Elizabeth Ross Haynes Credit: Public Domain photo

In Davida Siwisa James’s new book “Hamilton Heights and Sugar Hill,” she takes a deep and impressive dive into two important and historic communities in Harlem. Illuminating her engaging prose is a veritable gallery of photos, none more interesting than one of Elizabeth Ross Haynes. The life and legacy of Mrs. Haynes fits quite nicely into the often unheralded that are the focus of this column. 

Haynes was born on July 13, 1883, or 1878, or 1879, (according to several accounts) in Mount Willing, Alabama, a small crossroads community in Lowndes County. Her parents were formerly enslaved but were industrious and frugal enough to save money to purchase land and begin a plantation. A good portion of their savings was set aside to pay for their daughter to attend State Normal School in Montgomery, where she was valedictorian at her graduation. 

In 1903, about the same time that W.E.B. Du Bois published his landmark book “The Souls of Black Folk,” she graduated from Fisk University where she met her future husband, George Edmund Haynes, the legendary sociologist and progenitor of the National Urban League. Both were active in campus affairs, she as the editor of the Fisk Herald. Her career in the improvement of women’s education began with her position as a special worker with the Young Women’s Christian Association. On behalf of young women striving for educational opportunities, Haynes traveled across the country lecturing and advising them on how to pursue higher goals.

A crucial year in her life occurred in 1908 when she moved to New York City, as Francille Rusan Wilson mentioned in her introduction to Haynes’s book, “Unsung Heroes.” Haynes joined the National Board of YWCA as their organizer of student chapters at Negro colleges. “This began a quarter century of involvement with the YWCA and other interracial organizations and governmental agencies with programs designed to assist Black women workers,” Wilson wrote.  “At the time of her appointment, Elizabeth Ross was among a handful of Black women who were college-educated, social service administrators or social workers. As National Student Secretary for Colored Women, Ross set up about thirty-eight new student branches at southern colleges, dramatically increasing the number of accredited black student YWCAs to over fifty. She also tried to assist Black women who had begun their independent organizations in their efforts to become formally affiliated with the National Board.”

Haynes took a militant stance advocated by the Black women at the National Association of Black Women to pressure white women on the YWCA board into establishing more urban branches for Black women. This was the beginning of Ross Haynes’s skillful mediation.     During one of her reports to the national board of YWCA in 1909, she wrote, “To get a fair and true idea of the girls themselves, the ones in whom we are most deeply interested, it is very necessary to see them in and through their conditions and surroundings to know what they think and what they do.” In 1910, when the YWCA sent her to the biennial meeting of the National Association of Colored Women in Louisville, Kentucky to explain YWCA policies and to win greater support from Black women, Haynes encountered suspicion and criticism, Wilson noted. “Despite Ross’s presentation, the NACW passed a declaration of non-support of the National Board of the YWCA’s racial policies.”

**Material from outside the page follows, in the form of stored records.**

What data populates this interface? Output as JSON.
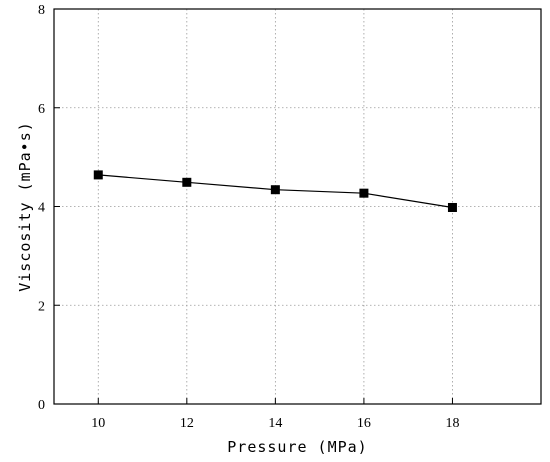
{
  "chart_data": {
    "type": "line",
    "title": "",
    "xlabel": "Pressure (MPa)",
    "ylabel": "Viscosity (mPa•s)",
    "xlim": [
      9,
      20
    ],
    "ylim": [
      0,
      8
    ],
    "x_ticks": [
      10,
      12,
      14,
      16,
      18
    ],
    "y_ticks": [
      0,
      2,
      4,
      6,
      8
    ],
    "grid": true,
    "legend": "none",
    "marker": "square",
    "series": [
      {
        "x": [
          10,
          12,
          14,
          16,
          18
        ],
        "y": [
          4.64,
          4.49,
          4.34,
          4.27,
          3.98
        ],
        "color": "#000000"
      }
    ]
  }
}
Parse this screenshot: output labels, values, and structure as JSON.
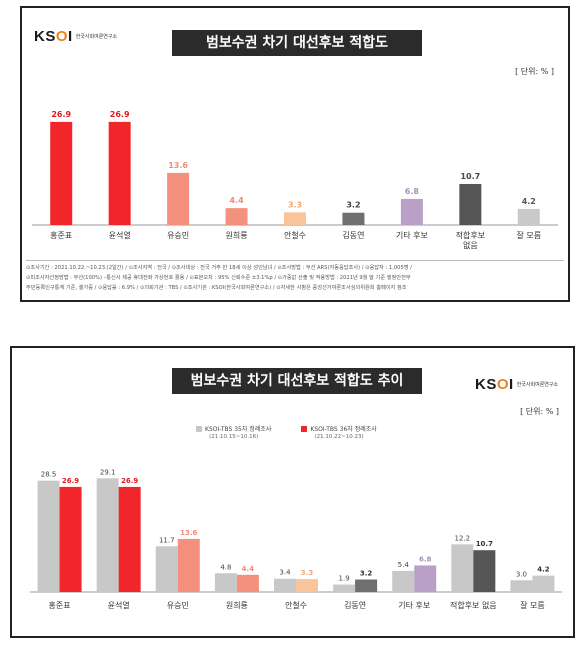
{
  "panel1": {
    "title": "범보수권 차기 대선후보 적합도",
    "logo_mark_a": "KS",
    "logo_mark_b": "O",
    "logo_mark_c": "I",
    "logo_sub": "한국사회여론연구소",
    "unit": "[ 단위: % ]",
    "footer_line1": "⊙조사기간 : 2021.10.22.~10.23.(2일간) / ⊙조사지역 : 전국 / ⊙조사대상 : 전국 거주 만 18세 이상 성인남녀 / ⊙조사방법 : 무선 ARS(자동응답조사) / ⊙응답자 : 1,005명 /",
    "footer_line2": "⊙피조사자선정방법 : 무선(100%) –통신사 제공 휴대전화 가상번호 활용 / ⊙표본오차 : 95% 신뢰수준 ±3.1%p / ⊙가중값 산출 및 적용방법 : 2021년 9월 말 기준 행정안전부",
    "footer_line3": "주민등록인구통계 기준, 셀가중 / ⊙응답률 : 6.9% / ⊙의뢰기관 : TBS / ⊙조사기관 : KSOI(한국사회여론연구소) / ⊙자세한 사항은 중앙선거여론조사심의위원회 홈페이지 참조"
  },
  "panel2": {
    "title": "범보수권 차기 대선후보 적합도 추이",
    "logo_mark_a": "KS",
    "logo_mark_b": "O",
    "logo_mark_c": "I",
    "logo_sub": "한국사회여론연구소",
    "unit": "[ 단위: % ]",
    "legend": [
      {
        "name": "KSOI-TBS 35차 정례조사",
        "period": "(21.10.15~10.16)"
      },
      {
        "name": "KSOI-TBS 36차 정례조사",
        "period": "(21.10.22~10.23)"
      }
    ]
  },
  "chart_data": [
    {
      "type": "bar",
      "title": "범보수권 차기 대선후보 적합도",
      "categories": [
        "홍준표",
        "윤석열",
        "유승민",
        "원희룡",
        "안철수",
        "김동연",
        "기타 후보",
        "적합후보\n없음",
        "잘 모름"
      ],
      "values": [
        26.9,
        26.9,
        13.6,
        4.4,
        3.3,
        3.2,
        6.8,
        10.7,
        4.2
      ],
      "value_labels": [
        "26.9",
        "26.9",
        "13.6",
        "4.4",
        "3.3",
        "3.2",
        "6.8",
        "10.7",
        "4.2"
      ],
      "colors": [
        "#f0262b",
        "#f0262b",
        "#f4907e",
        "#f4907e",
        "#f9c49a",
        "#6f6f6f",
        "#b9a0c6",
        "#555555",
        "#c9c9c9"
      ],
      "label_colors": [
        "#e0191f",
        "#e0191f",
        "#f08a78",
        "#f08a78",
        "#f5a86b",
        "#444444",
        "#a990b8",
        "#444444",
        "#555555"
      ],
      "ylim": [
        0,
        30
      ]
    },
    {
      "type": "bar",
      "title": "범보수권 차기 대선후보 적합도 추이",
      "categories": [
        "홍준표",
        "윤석열",
        "유승민",
        "원희룡",
        "안철수",
        "김동연",
        "기타 후보",
        "적합후보 없음",
        "잘 모름"
      ],
      "series": [
        {
          "name": "KSOI-TBS 35차 정례조사",
          "values": [
            28.5,
            29.1,
            11.7,
            4.8,
            3.4,
            1.9,
            5.4,
            12.2,
            3.0
          ],
          "color": "#c8c8c8"
        },
        {
          "name": "KSOI-TBS 36차 정례조사",
          "values": [
            26.9,
            26.9,
            13.6,
            4.4,
            3.3,
            3.2,
            6.8,
            10.7,
            4.2
          ],
          "colors": [
            "#f0262b",
            "#f0262b",
            "#f4907e",
            "#f4907e",
            "#f9c49a",
            "#6f6f6f",
            "#b9a0c6",
            "#555555",
            "#c9c9c9"
          ]
        }
      ],
      "ylim": [
        0,
        32
      ]
    }
  ]
}
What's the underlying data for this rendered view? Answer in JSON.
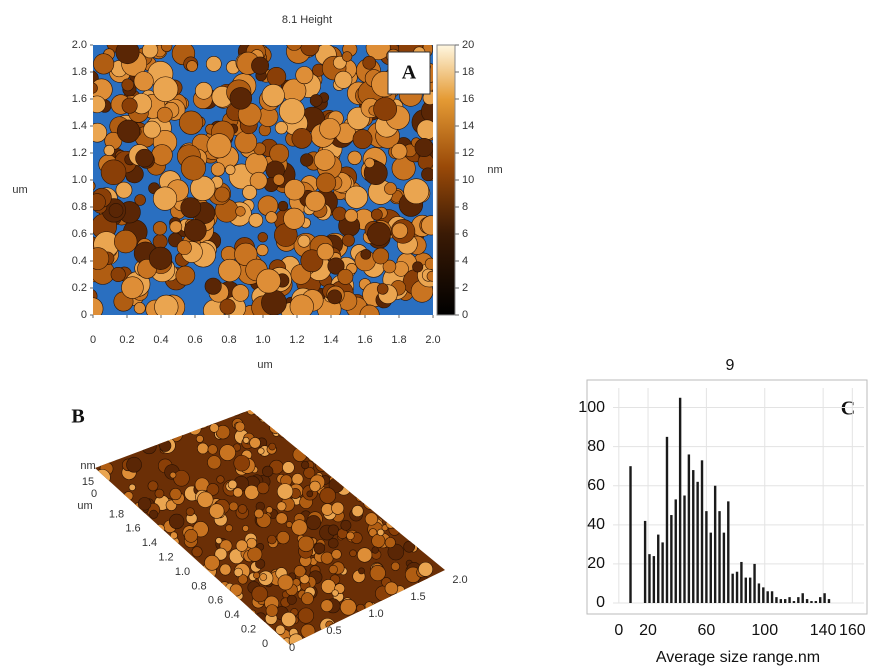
{
  "chart_data": [
    {
      "type": "heatmap",
      "title": "8.1 Height",
      "panel": "A",
      "xlabel": "um",
      "ylabel": "um",
      "colorbar_label": "nm",
      "xlim": [
        0,
        2
      ],
      "xticks": [
        0,
        0.2,
        0.4,
        0.6,
        0.8,
        {
          "value": 1,
          "label": "1.0"
        },
        1.2,
        1.4,
        1.6,
        1.8,
        {
          "value": 2,
          "label": "2.0"
        }
      ],
      "ylim": [
        0,
        2
      ],
      "yticks": [
        0,
        0.2,
        0.4,
        0.6,
        0.8,
        {
          "value": 1,
          "label": "1.0"
        },
        1.2,
        1.4,
        1.6,
        1.8,
        {
          "value": 2,
          "label": "2.0"
        }
      ],
      "clim": [
        0,
        20
      ],
      "cticks": [
        0,
        2,
        4,
        6,
        8,
        10,
        12,
        14,
        16,
        18,
        20
      ]
    },
    {
      "type": "surface",
      "panel": "B",
      "zlabel": "nm",
      "ylabel": "um",
      "zlim": [
        0,
        15
      ],
      "zticks": [
        0,
        15
      ],
      "ylim": [
        0,
        2
      ],
      "yticks": [
        0,
        0.2,
        0.4,
        0.6,
        0.8,
        {
          "value": 1,
          "label": "1.0"
        },
        1.2,
        1.4,
        1.6,
        1.8
      ],
      "xlim": [
        0,
        2
      ],
      "xticks": [
        0,
        0.5,
        {
          "value": 1,
          "label": "1.0"
        },
        1.5,
        {
          "value": 2,
          "label": "2.0"
        }
      ]
    },
    {
      "type": "bar",
      "title": "9",
      "panel": "C",
      "xlabel": "Average size range.nm",
      "color": "#1a1a1a",
      "grid": true,
      "xlim": [
        -4,
        168
      ],
      "xticks": [
        0,
        20,
        60,
        100,
        140,
        160
      ],
      "ylim": [
        0,
        110
      ],
      "yticks": [
        0,
        20,
        40,
        60,
        80,
        100
      ],
      "x": [
        8,
        18,
        21,
        24,
        27,
        30,
        33,
        36,
        39,
        42,
        45,
        48,
        51,
        54,
        57,
        60,
        63,
        66,
        69,
        72,
        75,
        78,
        81,
        84,
        87,
        90,
        93,
        96,
        99,
        102,
        105,
        108,
        111,
        114,
        117,
        120,
        123,
        126,
        129,
        132,
        135,
        138,
        141,
        144
      ],
      "values": [
        70,
        42,
        25,
        24,
        35,
        31,
        85,
        45,
        53,
        105,
        55,
        76,
        68,
        62,
        73,
        47,
        36,
        60,
        47,
        36,
        52,
        15,
        16,
        21,
        13,
        13,
        20,
        10,
        8,
        6,
        6,
        3,
        2,
        2,
        3,
        1,
        3,
        5,
        2,
        1,
        1,
        3,
        5,
        2
      ]
    }
  ]
}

Haynes’s master’s thesis “Two Million Negro Women at Work” was praised for decades as the “most comprehensive study of Black women in the United States,” according to James.

James’s book also recounts the Haynes couple’s marriage and the purchase of their home in Sugar Hill. They were an incomparable couple both playing pivotal roles in the welfare and progress of Black Americans. Haynes’s study and analysis of the lack of training for Black women and being forced to take jobs at lower wages was useful for her husband’s monumental work and research at the National Urban League.

Haynes’s final book “Unsung Heroes; The Black Boy of Atlanta,” in 1952, mainly chronicled the life of Richard Robert Wright, Sr. a former slave who became a college president and bank president. In Wilson’s words, the book was a fitting last work of a woman whose own life had been dedicated to the principles she celebrated in Major Wright’s: hard work, race pride, and economic self-help. “While there is ample evidence of her working and public life, surprisingly little is known about Haynes’s personal life. Very few letters to or from Elizabeth Ross Haynes have survived. Glimpses of her sunny yet strong personality and its effect on others may be found in collections of the papers of her husband, George Edmund Haynes, at Fisk and Yale Universities. Her children’s books remain of interest to the historian of juvenile fiction because they offer resilient Black heroes and heroines for Black children, and for their ability to represent a vivid, if not always factual portrait of an African-American child.”

She died in New York City on October 26, 1953.